Getting hold of useful items – ie things which you don’t necessarily need but would be extremely handy to have – is made pretty difficult, and even thorough gamers who try and look at everything in each location could easily still miss something important. Sometimes this is because what you’re after is extremely small, at other times you could be extremely close to something you need but, unlike in other adventures, your character gives you very few clues that it might be worth snooping around some more. During the Venice section, for example, you can actually get hold of a couple of books from the library that’ll save you some trouble later on. With it being a library, there are loads and loads of books to look at, and whenever you do so, you get a fairly generic response from Indy, the type of which normally indicates that there’s nothing of interest here and that you’re wasting your time. Even if you persevere and manage to spot the (extremely) vague clues, you still have to indulge in a spot of pixel-hunting to secure the items in question. Clearly, the game intends to reward patient and careful gamers with bonus items in this way, but here it comes at the expense of making things more difficult for everyone else.

The punishment for missing certain items is usually pretty unpleasant. Sometimes you just have to play through a section that you’d otherwise be able to miss out, but most of the time it means having to endure additional arcade scenes. This comes mainly in the form of fist fighting with Nazis (and others), and in keeping with the rest of the game, it’s pretty damn tough. It’s no Street Fighter 2 either, and while it is apparently possible to develop a reasonable technique and strategy, my own attempts were swiftly abandoned in the heat of the battle in favour of a largely unscientific hammering of the keyboard. Frankly, it’s rubbish, and the game does its best to force you into fighting at every turn. Even if you have an item that’ll get you out of a fight, the game doesn’t signpost it for you, and though you can also talk your way out of trouble, too, finding the right response to do so is a bit of a minefield. Oh, and if you lose a fight, you die.

Unlike in the film, once you rescue ‘Dad’, he keeps his mouth shut most of the time.

Eh? Yep, unlike in most LucasArts adventures, you can die. You’re also scored for your efforts throughout the game – if you pick up hard-to-find items and avoid punch-ups, you’ll get lots of points, if you don’t, then you, er, won’t (although you should receive some kind of prize for your total mastery of the fighting sections).

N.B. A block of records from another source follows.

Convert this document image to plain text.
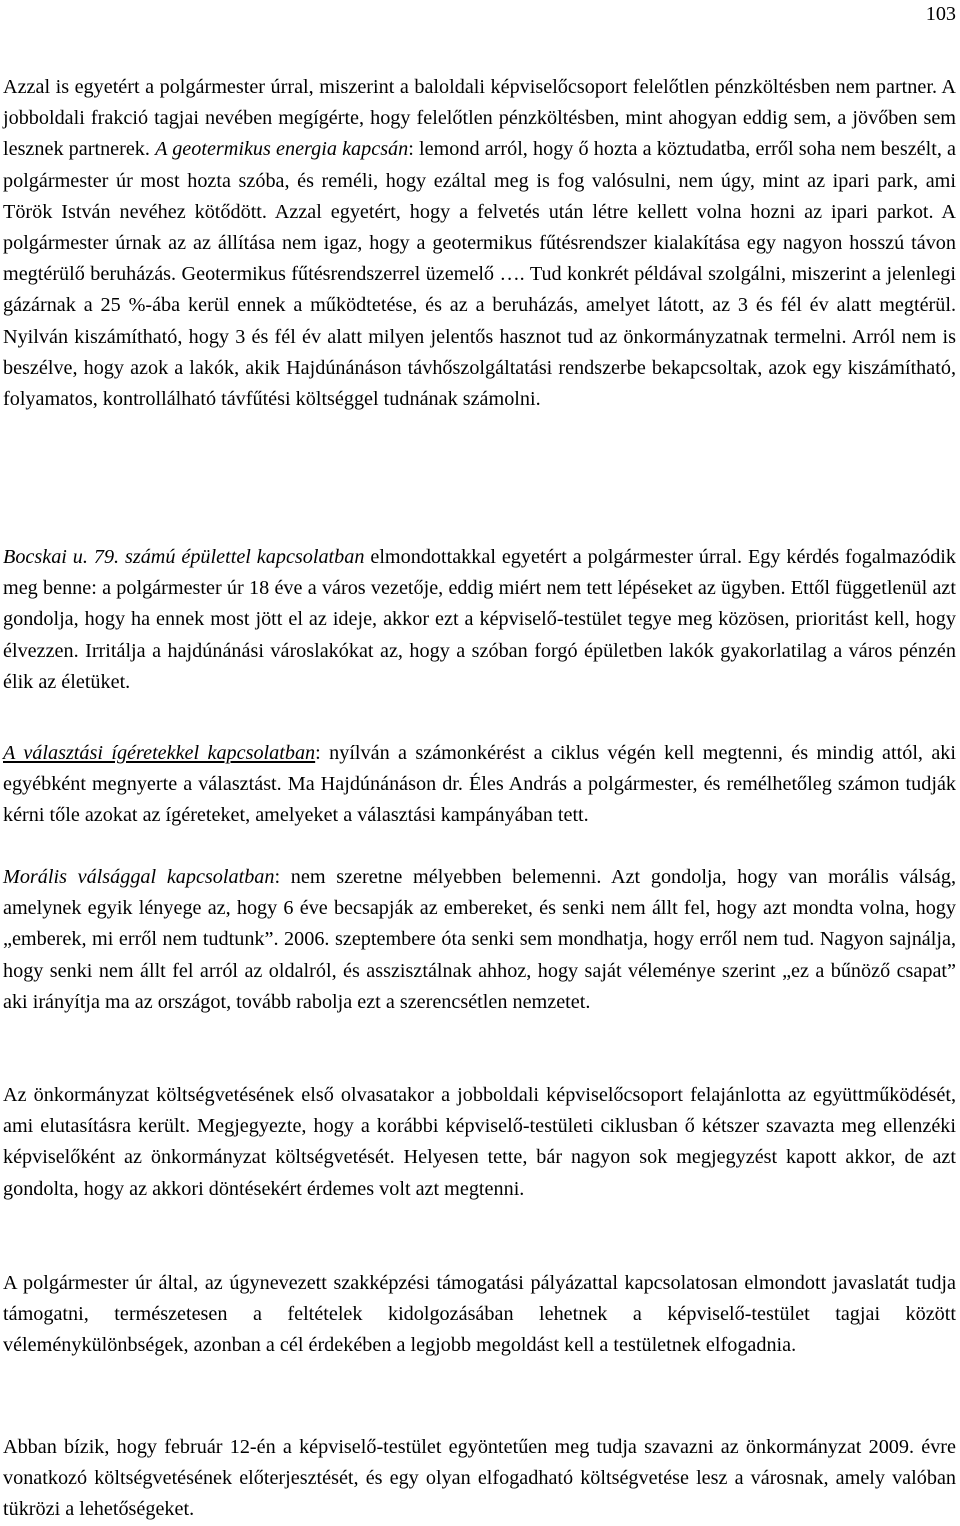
103

Azzal is egyetért a polgármester úrral, miszerint a baloldali képviselőcsoport felelőtlen pénzköltésben nem partner. A jobboldali frakció tagjai nevében megígérte, hogy felelőtlen pénzköltésben, mint ahogyan eddig sem, a jövőben sem lesznek partnerek. A geotermikus energia kapcsán: lemond arról, hogy ő hozta a köztudatba, erről soha nem beszélt, a polgármester úr most hozta szóba, és reméli, hogy ezáltal meg is fog valósulni, nem úgy, mint az ipari park, ami Török István nevéhez kötődött. Azzal egyetért, hogy a felvetés után létre kellett volna hozni az ipari parkot. A polgármester úrnak az az állítása nem igaz, hogy a geotermikus fűtésrendszer kialakítása egy nagyon hosszú távon megtérülő beruházás. Geotermikus fűtésrendszerrel üzemelő …. Tud konkrét példával szolgálni, miszerint a jelenlegi gázárnak a 25 %-ába kerül ennek a működtetése, és az a beruházás, amelyet látott, az 3 és fél év alatt megtérül. Nyilván kiszámítható, hogy 3 és fél év alatt milyen jelentős hasznot tud az önkormányzatnak termelni. Arról nem is beszélve, hogy azok a lakók, akik Hajdúnánáson távhőszolgáltatási rendszerbe bekapcsoltak, azok egy kiszámítható, folyamatos, kontrollálható távfűtési költséggel tudnának számolni.

Bocskai u. 79. számú épülettel kapcsolatban elmondottakkal egyetért a polgármester úrral. Egy kérdés fogalmazódik meg benne: a polgármester úr 18 éve a város vezetője, eddig miért nem tett lépéseket az ügyben. Ettől függetlenül azt gondolja, hogy ha ennek most jött el az ideje, akkor ezt a képviselő-testület tegye meg közösen, prioritást kell, hogy élvezzen. Irritálja a hajdúnánási városlakókat az, hogy a szóban forgó épületben lakók gyakorlatilag a város pénzén élik az életüket.

A választási ígéretekkel kapcsolatban: nyílván a számonkérést a ciklus végén kell megtenni, és mindig attól, aki egyébként megnyerte a választást. Ma Hajdúnánáson dr. Éles András a polgármester, és remélhetőleg számon tudják kérni tőle azokat az ígéreteket, amelyeket a választási kampányában tett.

Morális válsággal kapcsolatban: nem szeretne mélyebben belemenni. Azt gondolja, hogy van morális válság, amelynek egyik lényege az, hogy 6 éve becsapják az embereket, és senki nem állt fel, hogy azt mondta volna, hogy „emberek, mi erről nem tudtunk”. 2006. szeptembere óta senki sem mondhatja, hogy erről nem tud. Nagyon sajnálja, hogy senki nem állt fel arról az oldalról, és asszisztálnak ahhoz, hogy saját véleménye szerint „ez a bűnöző csapat” aki irányítja ma az országot, tovább rabolja ezt a szerencsétlen nemzetet.

Az önkormányzat költségvetésének első olvasatakor a jobboldali képviselőcsoport felajánlotta az együttműködését, ami elutasításra került. Megjegyezte, hogy a korábbi képviselő-testületi ciklusban ő kétszer szavazta meg ellenzéki képviselőként az önkormányzat költségvetését. Helyesen tette, bár nagyon sok megjegyzést kapott akkor, de azt gondolta, hogy az akkori döntésekért érdemes volt azt megtenni.

A polgármester úr által, az úgynevezett szakképzési támogatási pályázattal kapcsolatosan elmondott javaslatát tudja támogatni, természetesen a feltételek kidolgozásában lehetnek a képviselő-testület tagjai között véleménykülönbségek, azonban a cél érdekében a legjobb megoldást kell a testületnek elfogadnia.

Abban bízik, hogy február 12-én a képviselő-testület egyöntetűen meg tudja szavazni az önkormányzat 2009. évre vonatkozó költségvetésének előterjesztését, és egy olyan elfogadható költségvetése lesz a városnak, amely valóban tükrözi a lehetőségeket.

These are the sorts of things you’d typically find in a Sierra adventure, and it’s worth bearing in mind that this game was released before LucasArts really secured their reputation within the genre. Another one of their hallmarks, namely decent dialogue, is also largely absent (see ‘We called the dog Indiana’) and as with many adventures of similar vintage, the focus is firmly on the puzzles.

Despite the almost overwhelmingly negative tone of this review, it’s worth pointing out that Indiana Jones and the Last Crusade isn’t rubbish or anything. Indeed, if you crave a tougher kind of adventure that offers you multiple paths through the game, it’s possible that you’ll really like it. Obviously, there’s also the fact that it’s Indiana Jones, too, and though it’s stretching it a bit to say that it’s just like playing through the movie, there’s plenty for fans of the films to enjoy. Ultimately, though, it can be quite a frustrating experience, and however much I wanted to really like it, the bouts of swearing and consultation of walkthroughs (sorry) indicate that at times it was a struggle. Worth a look then, but not one of LucasArts’ best.